De rechtbank blijft bij haar oordeel dat een termijn van uiterlijk 10 dagen voorafgaand aan de zitting redelijk is, zodat de stukken door de rechtbank en de officier van justitie kunnen worden bestudeerd en de officier van justitie desgewenst nog in de gelegenheid is vragen te stellen aan de IND over de verwachting dat de opgeëiste persoon al dan niet het recht op verblijf in Nederland verliest als gevolg van de opgelegde straf of maatregel, zoals bepaald in artikel 6, derde lid, OLW. Door de stukken in deze zaak pas tijdens de zitting over te leggen, is de officier van justitie niet meer in de gelegenheid voor afloop van de beslistermijn de IND te bevragen over de verwachting ten aanzien van het verblijfsrecht van de opgeëiste persoon. Ook kan de rechtbank de stukken niet zorgvuldig bekijken. Dat de stukken volgens de raadsvrouw twee dagen voor de zitting naar het IRC zijn gestuurd maakt dat niet anders. Het is immers de verantwoordelijkheid van de verdediging dat deze stukken tijdig bij de rechtbank terecht komen. Zelfs al zouden deze stukken de rechtbank wel hebben bereikt dan was dit ook buiten de termijn van uiterlijk 10 dagen voorafgaand aan de zitting geweest. De rechtbank overweegt daarnaast dat de raadsvrouw niet om aanhouding heeft verzocht toen zij deze zaak relatief laat overnam en een gelijkstellingsverweer volgens haar aan de orde bleek te zijn, terwijl de beslistermijn daarvoor wel ruimte bood. Ten overvloede merkt de rechtbank in dit geval nog op dat, als de stukken wel zouden worden betrokken bij de beoordeling, de opgeëiste persoon kennelijk niet in aanmerking was gekomen voor gelijkstelling met een Nederlander. De raadsvrouw heeft ter zitting bevestigd dat het inkomen van de opgeëiste persoon in 2021 en 2022 rond de 500 en 300 euro moet zijn geweest. De opgeëiste persoon voldoet over de jaren 2021 en 2022 daarmee niet aan de inkomensvereisten, zodat geen sprake is van vijf jaren onafgebroken rechtmatig verblijf in Nederland.

6.Slotsom

Nu ten aanzien van de vonnissen I en II is vastgesteld dat het EAB voldoet aan de eisen van artikel 2 OLW, er ook verder geen weigeringsgronden aan de overlevering in de weg staan en er geen sprake is van een geval waarin aan het EAB geen gevolg mag worden gegeven, dient de overlevering voor die vonnissen te worden toegestaan. Ten aanzien van vonnis III wordt de overlevering geweigerd.

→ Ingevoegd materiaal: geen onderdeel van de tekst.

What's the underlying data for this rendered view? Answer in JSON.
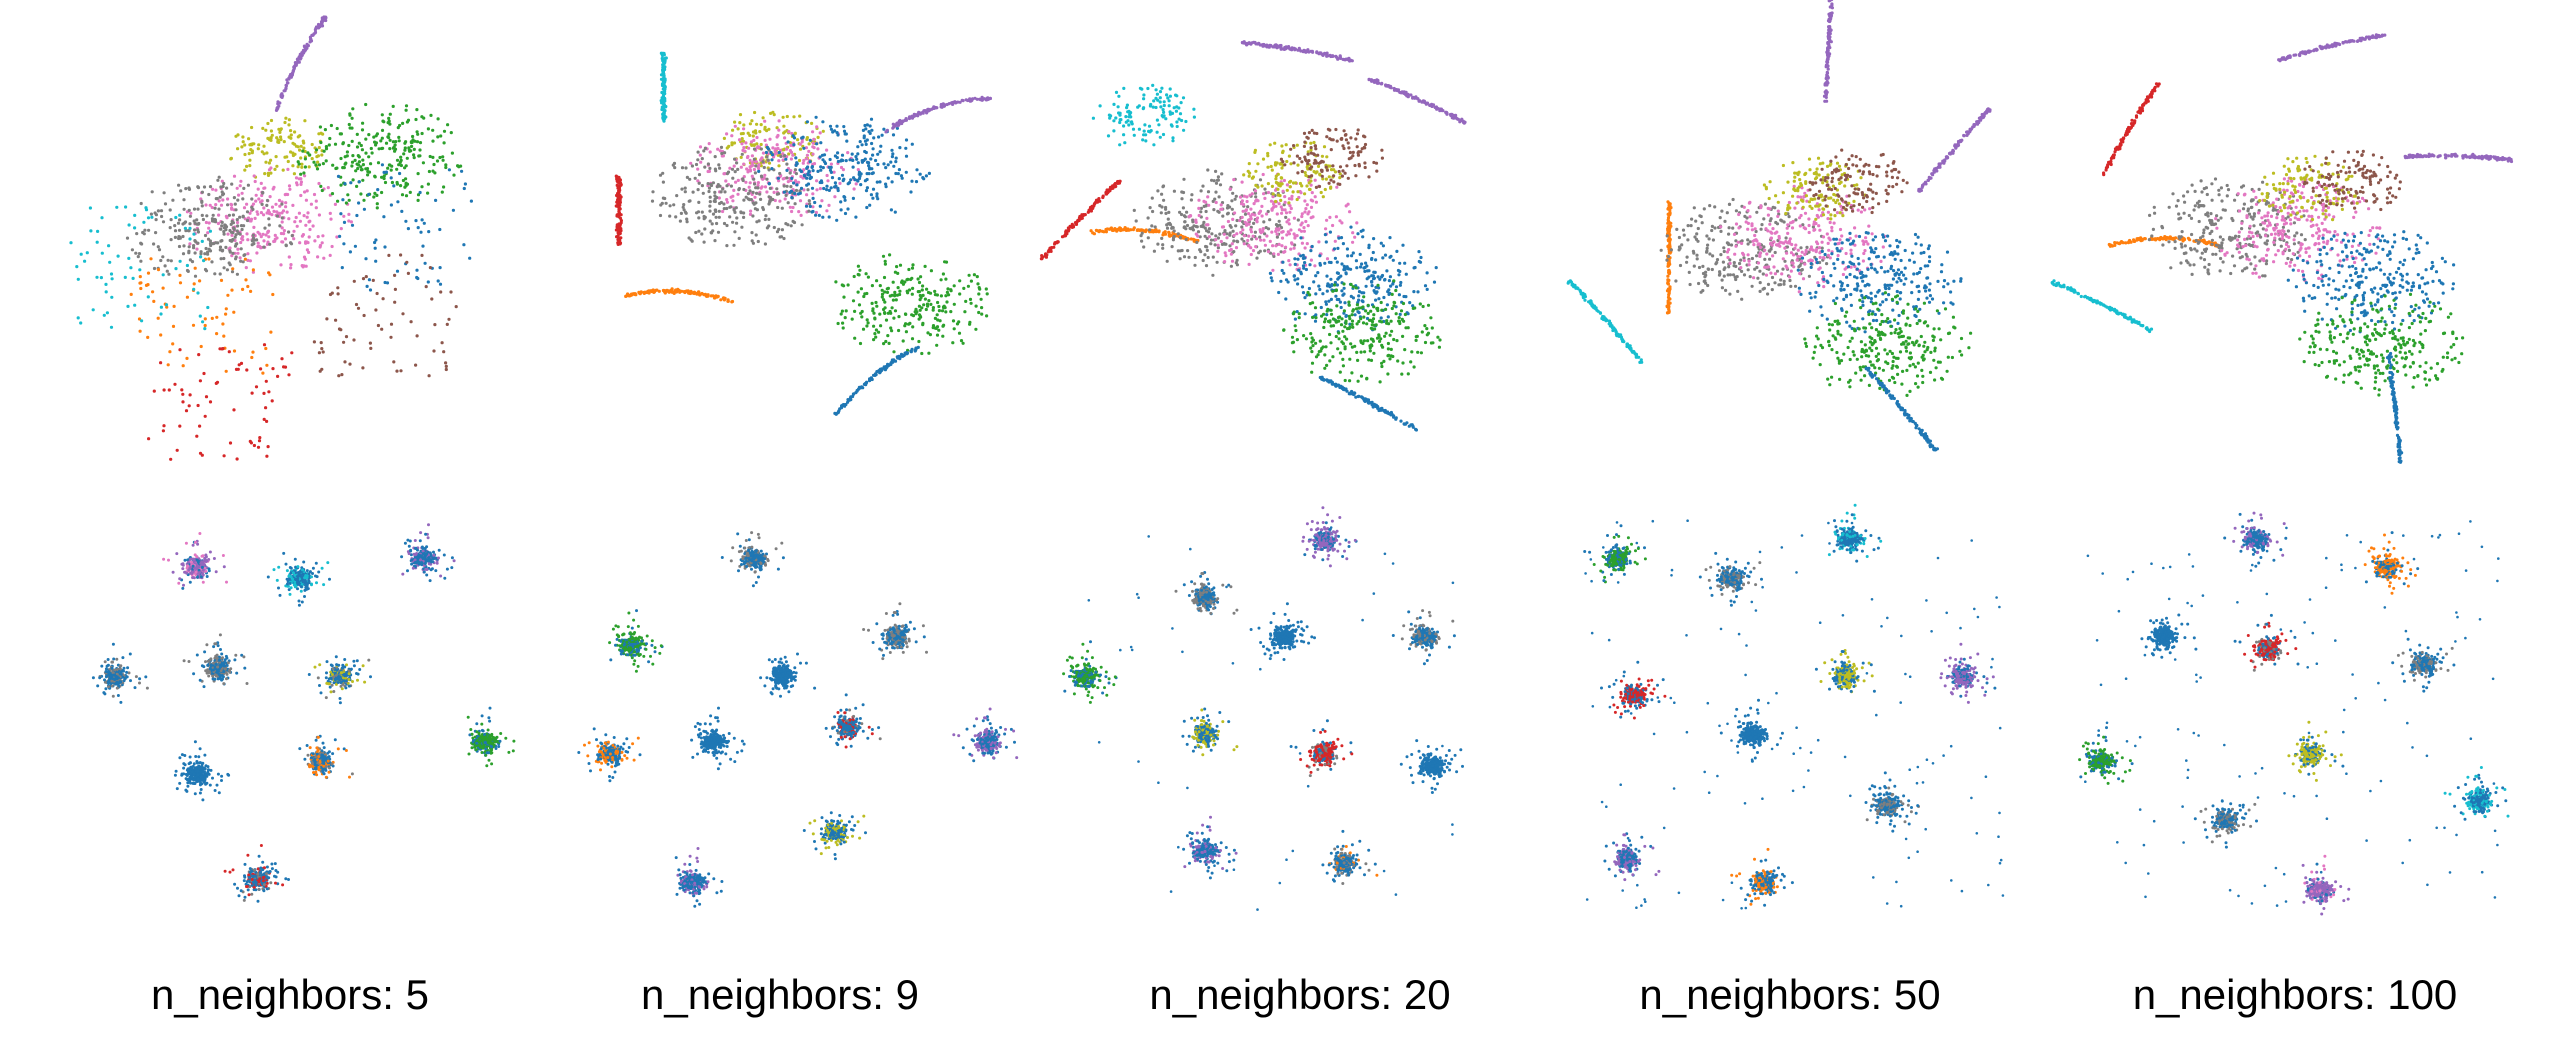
{
  "figure": {
    "captions": [
      "n_neighbors: 5",
      "n_neighbors: 9",
      "n_neighbors: 20",
      "n_neighbors: 50",
      "n_neighbors: 100"
    ]
  },
  "colors": {
    "blue": "#1f77b4",
    "orange": "#ff7f0e",
    "green": "#2ca02c",
    "red": "#d62728",
    "purple": "#9467bd",
    "brown": "#8c564b",
    "pink": "#e377c2",
    "gray": "#7f7f7f",
    "olive": "#bcbd22",
    "cyan": "#17becf"
  },
  "chart_data": {
    "type": "scatter",
    "layout": "2 rows x 5 columns of embedding scatter plots, no axes, no grid, no legend",
    "columns": [
      "n_neighbors: 5",
      "n_neighbors: 9",
      "n_neighbors: 20",
      "n_neighbors: 50",
      "n_neighbors: 100"
    ],
    "n_neighbors": [
      5,
      9,
      20,
      50,
      100
    ],
    "row_top": {
      "structure": "curved filaments",
      "clusters_per_panel": [
        [
          {
            "color": "purple",
            "x": 0.5,
            "y": 0.08,
            "kind": "arc"
          },
          {
            "color": "olive",
            "x": 0.45,
            "y": 0.3,
            "kind": "blob"
          },
          {
            "color": "pink",
            "x": 0.42,
            "y": 0.48,
            "kind": "web"
          },
          {
            "color": "gray",
            "x": 0.28,
            "y": 0.5,
            "kind": "web"
          },
          {
            "color": "green",
            "x": 0.7,
            "y": 0.32,
            "kind": "web"
          },
          {
            "color": "blue",
            "x": 0.75,
            "y": 0.48,
            "kind": "scatter"
          },
          {
            "color": "brown",
            "x": 0.72,
            "y": 0.7,
            "kind": "scatter"
          },
          {
            "color": "orange",
            "x": 0.25,
            "y": 0.7,
            "kind": "scatter"
          },
          {
            "color": "cyan",
            "x": 0.12,
            "y": 0.58,
            "kind": "scatter"
          },
          {
            "color": "red",
            "x": 0.3,
            "y": 0.92,
            "kind": "scatter"
          }
        ],
        [
          {
            "color": "cyan",
            "x": 0.18,
            "y": 0.15,
            "kind": "vertical"
          },
          {
            "color": "red",
            "x": 0.07,
            "y": 0.45,
            "kind": "vertical"
          },
          {
            "color": "orange",
            "x": 0.22,
            "y": 0.65,
            "kind": "arc"
          },
          {
            "color": "olive",
            "x": 0.45,
            "y": 0.28,
            "kind": "blob"
          },
          {
            "color": "pink",
            "x": 0.45,
            "y": 0.35,
            "kind": "web"
          },
          {
            "color": "gray",
            "x": 0.35,
            "y": 0.42,
            "kind": "web"
          },
          {
            "color": "blue",
            "x": 0.62,
            "y": 0.35,
            "kind": "web"
          },
          {
            "color": "purple",
            "x": 0.85,
            "y": 0.2,
            "kind": "arc"
          },
          {
            "color": "green",
            "x": 0.78,
            "y": 0.68,
            "kind": "web"
          },
          {
            "color": "blue",
            "x": 0.7,
            "y": 0.85,
            "kind": "arc"
          }
        ],
        [
          {
            "color": "purple",
            "x": 0.58,
            "y": 0.06,
            "kind": "tail"
          },
          {
            "color": "purple",
            "x": 0.88,
            "y": 0.18,
            "kind": "tail"
          },
          {
            "color": "cyan",
            "x": 0.2,
            "y": 0.22,
            "kind": "blob"
          },
          {
            "color": "red",
            "x": 0.04,
            "y": 0.47,
            "kind": "line"
          },
          {
            "color": "orange",
            "x": 0.2,
            "y": 0.5,
            "kind": "arc"
          },
          {
            "color": "gray",
            "x": 0.38,
            "y": 0.48,
            "kind": "web"
          },
          {
            "color": "pink",
            "x": 0.52,
            "y": 0.48,
            "kind": "web"
          },
          {
            "color": "olive",
            "x": 0.57,
            "y": 0.36,
            "kind": "blob"
          },
          {
            "color": "brown",
            "x": 0.67,
            "y": 0.32,
            "kind": "loop"
          },
          {
            "color": "blue",
            "x": 0.72,
            "y": 0.62,
            "kind": "web"
          },
          {
            "color": "green",
            "x": 0.74,
            "y": 0.75,
            "kind": "web"
          },
          {
            "color": "blue",
            "x": 0.76,
            "y": 0.92,
            "kind": "tail"
          }
        ],
        [
          {
            "color": "purple",
            "x": 0.58,
            "y": 0.05,
            "kind": "tail"
          },
          {
            "color": "purple",
            "x": 0.88,
            "y": 0.3,
            "kind": "tail"
          },
          {
            "color": "cyan",
            "x": 0.05,
            "y": 0.72,
            "kind": "line"
          },
          {
            "color": "orange",
            "x": 0.2,
            "y": 0.55,
            "kind": "arc"
          },
          {
            "color": "gray",
            "x": 0.38,
            "y": 0.55,
            "kind": "web"
          },
          {
            "color": "pink",
            "x": 0.52,
            "y": 0.52,
            "kind": "web"
          },
          {
            "color": "olive",
            "x": 0.55,
            "y": 0.4,
            "kind": "blob"
          },
          {
            "color": "brown",
            "x": 0.65,
            "y": 0.38,
            "kind": "loop"
          },
          {
            "color": "blue",
            "x": 0.7,
            "y": 0.62,
            "kind": "web"
          },
          {
            "color": "green",
            "x": 0.72,
            "y": 0.78,
            "kind": "web"
          },
          {
            "color": "blue",
            "x": 0.75,
            "y": 0.93,
            "kind": "tail"
          }
        ],
        [
          {
            "color": "purple",
            "x": 0.6,
            "y": 0.05,
            "kind": "tail"
          },
          {
            "color": "purple",
            "x": 0.9,
            "y": 0.32,
            "kind": "tail"
          },
          {
            "color": "red",
            "x": 0.12,
            "y": 0.25,
            "kind": "line"
          },
          {
            "color": "cyan",
            "x": 0.05,
            "y": 0.68,
            "kind": "line"
          },
          {
            "color": "orange",
            "x": 0.2,
            "y": 0.52,
            "kind": "arc"
          },
          {
            "color": "gray",
            "x": 0.35,
            "y": 0.5,
            "kind": "web"
          },
          {
            "color": "pink",
            "x": 0.52,
            "y": 0.5,
            "kind": "web"
          },
          {
            "color": "olive",
            "x": 0.55,
            "y": 0.4,
            "kind": "blob"
          },
          {
            "color": "brown",
            "x": 0.65,
            "y": 0.38,
            "kind": "loop"
          },
          {
            "color": "blue",
            "x": 0.7,
            "y": 0.62,
            "kind": "web"
          },
          {
            "color": "green",
            "x": 0.72,
            "y": 0.78,
            "kind": "web"
          },
          {
            "color": "blue",
            "x": 0.75,
            "y": 0.93,
            "kind": "tail"
          }
        ]
      ]
    },
    "row_bottom": {
      "structure": "discrete round blobs",
      "clusters_per_panel": [
        [
          {
            "x": 0.25,
            "y": 0.12,
            "colors": [
              "purple",
              "pink",
              "blue"
            ]
          },
          {
            "x": 0.5,
            "y": 0.15,
            "colors": [
              "blue",
              "cyan"
            ]
          },
          {
            "x": 0.8,
            "y": 0.1,
            "colors": [
              "blue",
              "purple"
            ]
          },
          {
            "x": 0.05,
            "y": 0.4,
            "colors": [
              "blue",
              "gray"
            ]
          },
          {
            "x": 0.3,
            "y": 0.38,
            "colors": [
              "blue",
              "gray"
            ]
          },
          {
            "x": 0.6,
            "y": 0.4,
            "colors": [
              "blue",
              "olive",
              "gray"
            ]
          },
          {
            "x": 0.95,
            "y": 0.57,
            "colors": [
              "green",
              "blue"
            ]
          },
          {
            "x": 0.25,
            "y": 0.65,
            "colors": [
              "blue"
            ]
          },
          {
            "x": 0.55,
            "y": 0.62,
            "colors": [
              "blue",
              "orange",
              "gray"
            ]
          },
          {
            "x": 0.4,
            "y": 0.92,
            "colors": [
              "blue",
              "red",
              "gray"
            ]
          }
        ],
        [
          {
            "x": 0.4,
            "y": 0.1,
            "colors": [
              "blue",
              "gray"
            ]
          },
          {
            "x": 0.1,
            "y": 0.32,
            "colors": [
              "green",
              "blue"
            ]
          },
          {
            "x": 0.47,
            "y": 0.4,
            "colors": [
              "blue"
            ]
          },
          {
            "x": 0.75,
            "y": 0.3,
            "colors": [
              "blue",
              "gray"
            ]
          },
          {
            "x": 0.05,
            "y": 0.6,
            "colors": [
              "blue",
              "orange"
            ]
          },
          {
            "x": 0.3,
            "y": 0.57,
            "colors": [
              "blue"
            ]
          },
          {
            "x": 0.63,
            "y": 0.53,
            "colors": [
              "blue",
              "red",
              "gray"
            ]
          },
          {
            "x": 0.97,
            "y": 0.57,
            "colors": [
              "blue",
              "purple"
            ]
          },
          {
            "x": 0.6,
            "y": 0.8,
            "colors": [
              "blue",
              "olive"
            ]
          },
          {
            "x": 0.25,
            "y": 0.93,
            "colors": [
              "blue",
              "purple"
            ]
          }
        ],
        [
          {
            "x": 0.65,
            "y": 0.05,
            "colors": [
              "purple",
              "blue"
            ]
          },
          {
            "x": 0.35,
            "y": 0.2,
            "colors": [
              "blue",
              "gray"
            ]
          },
          {
            "x": 0.55,
            "y": 0.3,
            "colors": [
              "blue"
            ]
          },
          {
            "x": 0.9,
            "y": 0.3,
            "colors": [
              "blue",
              "gray"
            ]
          },
          {
            "x": 0.05,
            "y": 0.4,
            "colors": [
              "green",
              "blue"
            ]
          },
          {
            "x": 0.35,
            "y": 0.55,
            "colors": [
              "blue",
              "olive"
            ]
          },
          {
            "x": 0.65,
            "y": 0.6,
            "colors": [
              "red",
              "blue",
              "gray"
            ]
          },
          {
            "x": 0.92,
            "y": 0.63,
            "colors": [
              "blue"
            ]
          },
          {
            "x": 0.35,
            "y": 0.85,
            "colors": [
              "blue",
              "purple"
            ]
          },
          {
            "x": 0.7,
            "y": 0.88,
            "colors": [
              "blue",
              "gray",
              "orange"
            ]
          }
        ],
        [
          {
            "x": 0.08,
            "y": 0.1,
            "colors": [
              "green",
              "blue"
            ]
          },
          {
            "x": 0.35,
            "y": 0.15,
            "colors": [
              "blue",
              "gray"
            ]
          },
          {
            "x": 0.63,
            "y": 0.05,
            "colors": [
              "blue",
              "cyan"
            ]
          },
          {
            "x": 0.9,
            "y": 0.4,
            "colors": [
              "purple",
              "blue"
            ]
          },
          {
            "x": 0.62,
            "y": 0.4,
            "colors": [
              "olive",
              "blue"
            ]
          },
          {
            "x": 0.12,
            "y": 0.45,
            "colors": [
              "red",
              "blue"
            ]
          },
          {
            "x": 0.4,
            "y": 0.55,
            "colors": [
              "blue"
            ]
          },
          {
            "x": 0.72,
            "y": 0.73,
            "colors": [
              "blue",
              "gray"
            ]
          },
          {
            "x": 0.1,
            "y": 0.87,
            "colors": [
              "blue",
              "purple"
            ]
          },
          {
            "x": 0.43,
            "y": 0.93,
            "colors": [
              "blue",
              "orange"
            ]
          }
        ],
        [
          {
            "x": 0.42,
            "y": 0.05,
            "colors": [
              "blue",
              "purple"
            ]
          },
          {
            "x": 0.73,
            "y": 0.12,
            "colors": [
              "orange",
              "blue"
            ]
          },
          {
            "x": 0.2,
            "y": 0.3,
            "colors": [
              "blue"
            ]
          },
          {
            "x": 0.45,
            "y": 0.33,
            "colors": [
              "red",
              "blue",
              "gray"
            ]
          },
          {
            "x": 0.82,
            "y": 0.37,
            "colors": [
              "blue",
              "gray"
            ]
          },
          {
            "x": 0.05,
            "y": 0.62,
            "colors": [
              "green",
              "blue"
            ]
          },
          {
            "x": 0.55,
            "y": 0.6,
            "colors": [
              "olive",
              "blue"
            ]
          },
          {
            "x": 0.95,
            "y": 0.72,
            "colors": [
              "blue",
              "cyan"
            ]
          },
          {
            "x": 0.35,
            "y": 0.77,
            "colors": [
              "blue",
              "gray"
            ]
          },
          {
            "x": 0.57,
            "y": 0.95,
            "colors": [
              "purple",
              "pink",
              "blue"
            ]
          }
        ]
      ]
    }
  }
}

7.Toepasselijke wetsbepalingen

De artikelen 266, 285, 300 en 304 Wetboek van Strafrecht, de artikelen 8 en 9 van de Wegenverkeerswet 1994, de artikelen 3 en 11 Opiumwet en de artikelen 2, 5, 6a, 7 en 12 OLW.

8.Beslissing

STAAT TOEde overlevering van
[naam opgeëiste persoon]aan
the Regional Court in Częstochowa(Polen) voor de feiten zoals die zijn omschreven in onderdeel e) van het EAB voor zover deze betrekking hebben op de vonnissen I en II met zaaknummers
XVI K 218/14en
XVI K 258/17-
VII Ka 723/17.
WEIGERTde overlevering van
[naam opgeëiste persoon]aan
the Regional Court in Częstochowa(Polen) voor de feiten zoals die zijn omschreven in onderdeel e) van het EAB dat betrekking heeft op het vonnis III met zaaknummer
XVI K 20/17 - VII Ka 667/17.
Aldus gedaan door
mr. J.P.W. Helmonds, voorzitter,
mrs. G.M. Beunk en C.M. Delstra, rechters,
in tegenwoordigheid van mr. M.J. Bouwmeester, griffier,
en uitgesproken ter openbare zitting van 17 november 2022.
Ingevolge artikel 29, tweede lid, OLW staat tegen deze uitspraak geen gewoon rechtsmiddel open.